Bet responsibly — set limits, never chase losses.
Price examples and pass rules
Use names as evidence, not decoration. The useful SEO win is that Josh Allen, Ja'Marr Chase, Bijan Robinson and Puka Nacua and Chiefs, Bills, Eagles and Lions appear inside decisions, thresholds, and internal links instead of being dumped into a keyword list.
- Spread example: if Chiefs-Broncos opens Chiefs -3.5 and your fair number is -2.8, +3.5 is the bet, +3 is a pass, and the moneyline needs roughly +155 or better before it replaces the spread.
- Total example: if a Bills outdoor total opens 46.5 and wind moves from 8 mph to 21 mph, an under projection at 42.8 still needs a playable number; under 45 or better is different from chasing 43.5.
- Futures example: Bengals AFC North +280 is 26.3% before hold.

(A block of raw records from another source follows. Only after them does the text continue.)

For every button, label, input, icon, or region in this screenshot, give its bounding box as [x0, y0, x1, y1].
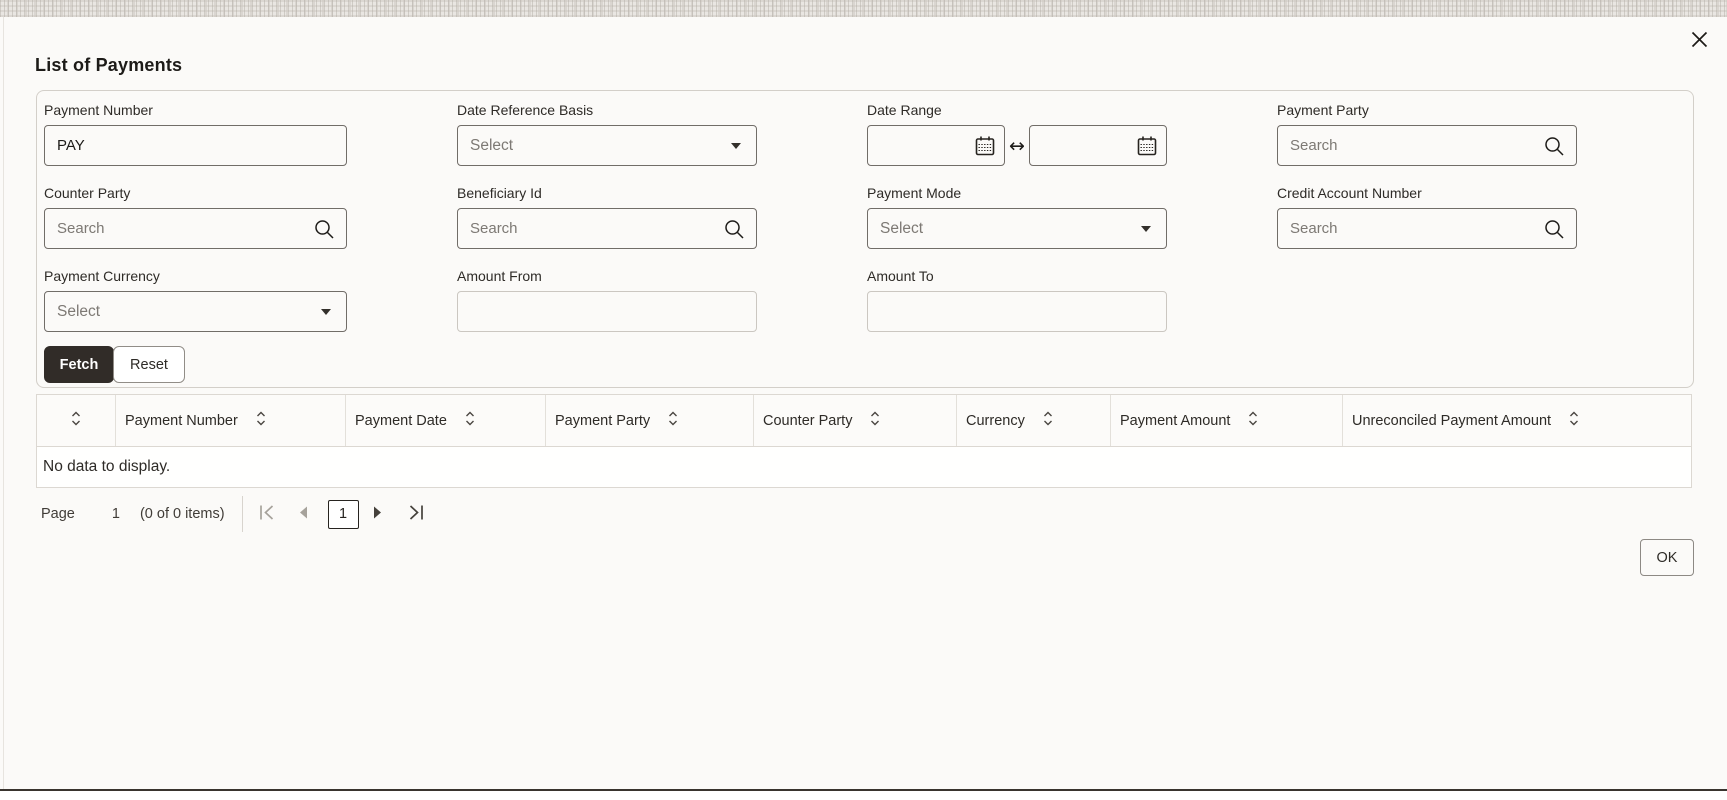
field-beneficiary-id: Beneficiary Id: [457, 185, 757, 249]
amount-to-label: Amount To: [867, 268, 934, 284]
last-page-icon: [408, 504, 424, 524]
sort-icon: [256, 410, 266, 431]
field-counter-party: Counter Party: [44, 185, 347, 249]
column-header-payment-amount[interactable]: Payment Amount: [1110, 395, 1342, 446]
payment-mode-label: Payment Mode: [867, 185, 962, 201]
field-amount-from: Amount From: [457, 268, 757, 332]
items-summary: (0 of 0 items): [139, 506, 225, 522]
search-icon[interactable]: [723, 218, 745, 240]
column-header-currency[interactable]: Currency: [956, 395, 1110, 446]
calendar-icon[interactable]: [973, 134, 997, 158]
payment-party-label: Payment Party: [1277, 102, 1369, 118]
date-range-to: [1029, 125, 1167, 166]
field-credit-account-number: Credit Account Number: [1277, 185, 1577, 249]
search-icon[interactable]: [313, 218, 335, 240]
table-header-row: Payment Number Payment Date Payment Part…: [37, 395, 1691, 447]
select-placeholder: Select: [57, 302, 101, 320]
next-page-icon: [373, 506, 382, 522]
payments-table: Payment Number Payment Date Payment Part…: [36, 394, 1692, 488]
dropdown-caret-icon: [1140, 225, 1152, 233]
payment-currency-select[interactable]: Select: [44, 291, 347, 332]
counter-party-input[interactable]: [44, 208, 347, 249]
reset-button[interactable]: Reset: [113, 346, 185, 383]
current-page-box[interactable]: 1: [327, 499, 359, 529]
filter-actions: Fetch Reset: [44, 346, 1693, 383]
field-date-reference-basis: Date Reference Basis Select: [457, 102, 757, 166]
field-amount-to: Amount To: [867, 268, 1167, 332]
screen: List of Payments Payment Number Date Ref…: [0, 0, 1727, 800]
field-payment-mode: Payment Mode Select: [867, 185, 1167, 249]
first-page-button[interactable]: [259, 504, 275, 524]
sort-icon: [668, 410, 678, 431]
pagination-divider: [241, 496, 243, 532]
dropdown-caret-icon: [320, 308, 332, 316]
sort-icon: [1569, 410, 1579, 431]
credit-account-number-label: Credit Account Number: [1277, 185, 1422, 201]
select-placeholder: Select: [470, 136, 514, 154]
payment-number-input[interactable]: [44, 125, 347, 166]
background-texture: [0, 0, 1727, 17]
amount-to-input[interactable]: [867, 291, 1167, 332]
sort-icon: [1043, 410, 1053, 431]
select-placeholder: Select: [880, 219, 924, 237]
sort-icon: [71, 410, 81, 431]
page-title: List of Payments: [35, 55, 183, 75]
payment-currency-label: Payment Currency: [44, 268, 160, 284]
date-reference-basis-label: Date Reference Basis: [457, 102, 594, 118]
date-range-from: [867, 125, 1005, 166]
sort-icon: [870, 410, 880, 431]
counter-party-label: Counter Party: [44, 185, 131, 201]
filter-panel: Payment Number Date Reference Basis Sele…: [36, 90, 1694, 388]
fetch-button[interactable]: Fetch: [44, 346, 114, 383]
column-header-select[interactable]: [37, 395, 115, 446]
dropdown-caret-icon: [730, 142, 742, 150]
table-empty-row: No data to display.: [37, 447, 1691, 487]
search-icon[interactable]: [1543, 135, 1565, 157]
page-label: Page: [41, 506, 75, 522]
column-header-unreconciled-payment-amount[interactable]: Unreconciled Payment Amount: [1342, 395, 1691, 446]
field-date-range: Date Range ↔: [867, 102, 1167, 166]
sort-icon: [465, 410, 475, 431]
empty-message: No data to display.: [43, 458, 171, 475]
payment-mode-select[interactable]: Select: [867, 208, 1167, 249]
next-page-button[interactable]: [373, 506, 382, 522]
column-header-counter-party[interactable]: Counter Party: [753, 395, 956, 446]
previous-page-button[interactable]: [299, 506, 308, 522]
column-header-payment-party[interactable]: Payment Party: [545, 395, 753, 446]
beneficiary-id-label: Beneficiary Id: [457, 185, 542, 201]
payment-party-input[interactable]: [1277, 125, 1577, 166]
field-payment-number: Payment Number: [44, 102, 347, 166]
amount-from-label: Amount From: [457, 268, 542, 284]
date-range-label: Date Range: [867, 102, 942, 118]
last-page-button[interactable]: [408, 504, 424, 524]
pagination: Page 1 (0 of 0 items) 1: [36, 494, 424, 534]
close-icon: [1691, 31, 1708, 51]
beneficiary-id-input[interactable]: [457, 208, 757, 249]
calendar-icon[interactable]: [1135, 134, 1159, 158]
column-header-payment-date[interactable]: Payment Date: [345, 395, 545, 446]
amount-from-input[interactable]: [457, 291, 757, 332]
ok-button[interactable]: OK: [1640, 539, 1694, 576]
field-payment-party: Payment Party: [1277, 102, 1577, 166]
window-edge: [3, 17, 4, 789]
sort-icon: [1248, 410, 1258, 431]
field-payment-currency: Payment Currency Select: [44, 268, 347, 332]
credit-account-number-input[interactable]: [1277, 208, 1577, 249]
date-reference-basis-select[interactable]: Select: [457, 125, 757, 166]
column-header-payment-number[interactable]: Payment Number: [115, 395, 345, 446]
first-page-icon: [259, 504, 275, 524]
close-button[interactable]: [1687, 29, 1711, 53]
window-bottom-strip: [0, 791, 1727, 800]
payment-number-label: Payment Number: [44, 102, 153, 118]
page-value: 1: [111, 506, 120, 522]
prev-page-icon: [299, 506, 308, 522]
search-icon[interactable]: [1543, 218, 1565, 240]
range-arrow-icon: ↔: [1009, 134, 1025, 157]
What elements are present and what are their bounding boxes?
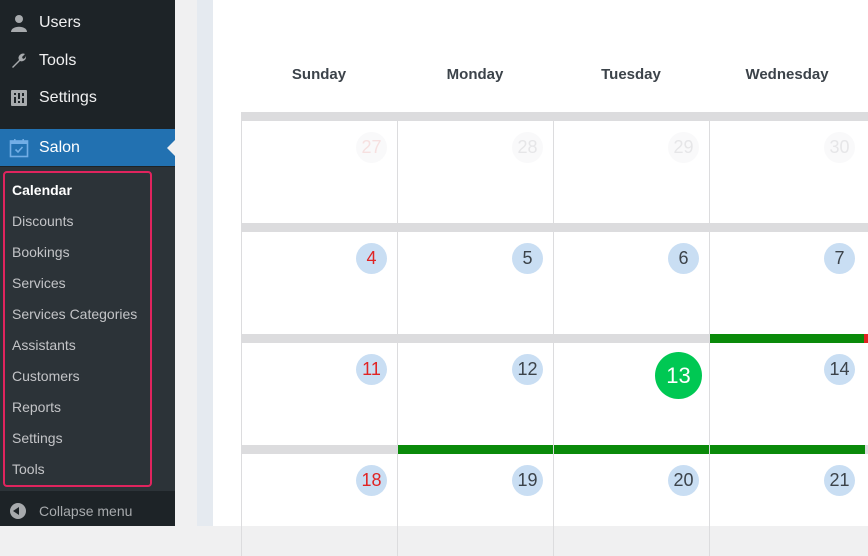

If your fair number is 30%, stake modestly, track portfolio correlation, and avoid stacking every Burrow, Chase, and Higgins bet into the same thesis.
- CLV rule: a good write-up is not enough. Track whether the spread, total, prop, or futures price closed better than your entry before grading the process.
Use closing-line value guide to keep the examples attached to measurable prices.
Research note board
Use this table to turn the guide into a decision note. The point is to know when the idea is actionable and when it is only context.
| Angle | Input to verify | Example application | Pass when |
|---|---|---|---|
| Market price | Spread, total, moneyline, prop price, or futures hold | Chiefs and Bills compared through keeper | The price has moved past the number that created the edge |
| Football or sport context | Role, pace, weather, injury status, opponent style | Josh Allen role news mapped to the relevant market | The original input changes or remains unconfirmed |
| Review loop | Entry, close, result, and reason code | hold logged with a clear thesis | You cannot explain whether the process beat the market |
Average total points by weather bucket
Average combined points scored in NFL games by weather bucket over recent seasons. Wind above 20mph and snow each clip totals by 6-8 points vs domed games, which is why books move totals aggressively when forecasts shift.
NFL ATS cover-margin distribution
Distribution of (final margin − closing spread) across an NFL season. Roughly normal with mean ≈ 0 and standard deviation ≈ 13 points, which is why most ATS edges live in the ±1.5 point window.